In the spring of 2021, The March on Washington Film Festival offered a series of three workshops for student and emerging filmmakers. The first workshop was geared toward writers, the second for directors, and the last for producers. They featured presentations and panels of professionals in the film industry and one of the winning films from the Emerging and Student Competition.

=== 2022 ===
In 2022, the theme of The March on Washington Film Festival in 2022 was "Story, Stage & Screen" and it took place from September 28 - October 2, 2022. Signature events included a Film Screening of the Mississippi Defenders and Acting While Black with a talk back.
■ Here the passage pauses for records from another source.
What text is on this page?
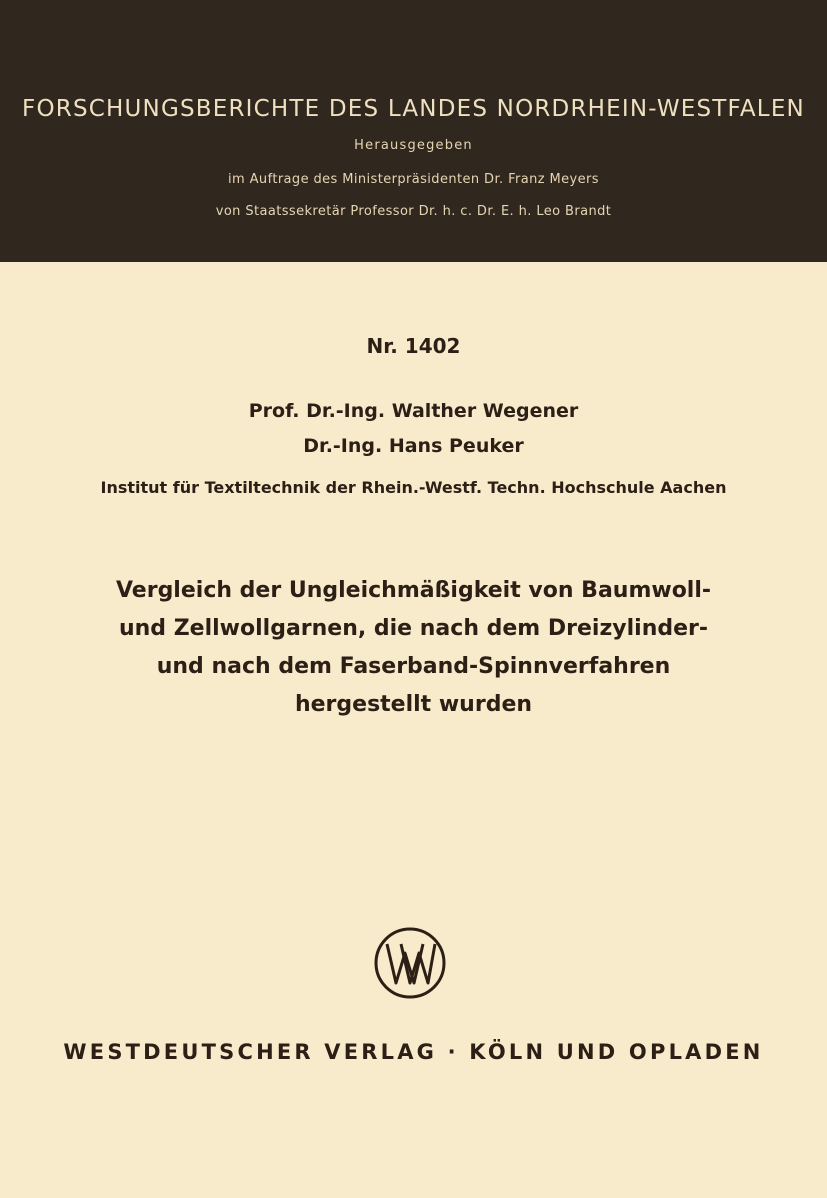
FORSCHUNGSBERICHTE DES LANDES NORDRHEIN-WESTFALEN
Herausgegeben
im Auftrage des Ministerpräsidenten Dr. Franz Meyers
von Staatssekretär Professor Dr. h. c. Dr. E. h. Leo Brandt
Nr. 1402
Prof. Dr.-Ing. Walther Wegener
Dr.-Ing. Hans Peuker
Institut für Textiltechnik der Rhein.-Westf. Techn. Hochschule Aachen
Vergleich der Ungleichmäßigkeit von Baumwoll-
und Zellwollgarnen, die nach dem Dreizylinder-
und nach dem Faserband-Spinnverfahren
hergestellt wurden
WESTDEUTSCHER VERLAG · KÖLN UND OPLADEN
The program concluded with a live performance of excerpts of a live performance of the American Prophet, fresh from its successful run at Arena Stage.

=== 2023 ===
The Theme of the 2023 March On Washington Film Festival was "Pulpits, Protest, & Power" and took place from September 24 - October 1, 2023 with the signature event of the same name that explored the role of the church in the past, and the implications for how we can think about movement building in the future with a special performance by gospel artist Yolanda Adams.

=== 2024 ===
In 2024, they unveiled March On!  With a refreshed visual identity, redesigned website, and renewed mission, they evolved from a festival to a movement that bridges history and the future^{[32]}. They also partnered with Black Art In America (BAIA) and founder Najee Dorsey to showcase Black artists and their work through a series of virtual and in-person events;^{[33]} continued piloting their high school filmmaking curriculum, empowering students to pair equity-focused storytelling with film production.^{[34]}

The 2024 Festival focused on "WORD! Writers Who Move the Movement" where they celebrated the power of storytelling in many forms. Highlights included Supreme Court Justice Jackson’s conversation on becoming the first Black woman to serve on the nation’s highest court, a partnership with Penguin Random House exploring the world of publishing, and the James Baldwin Centennial Celebration.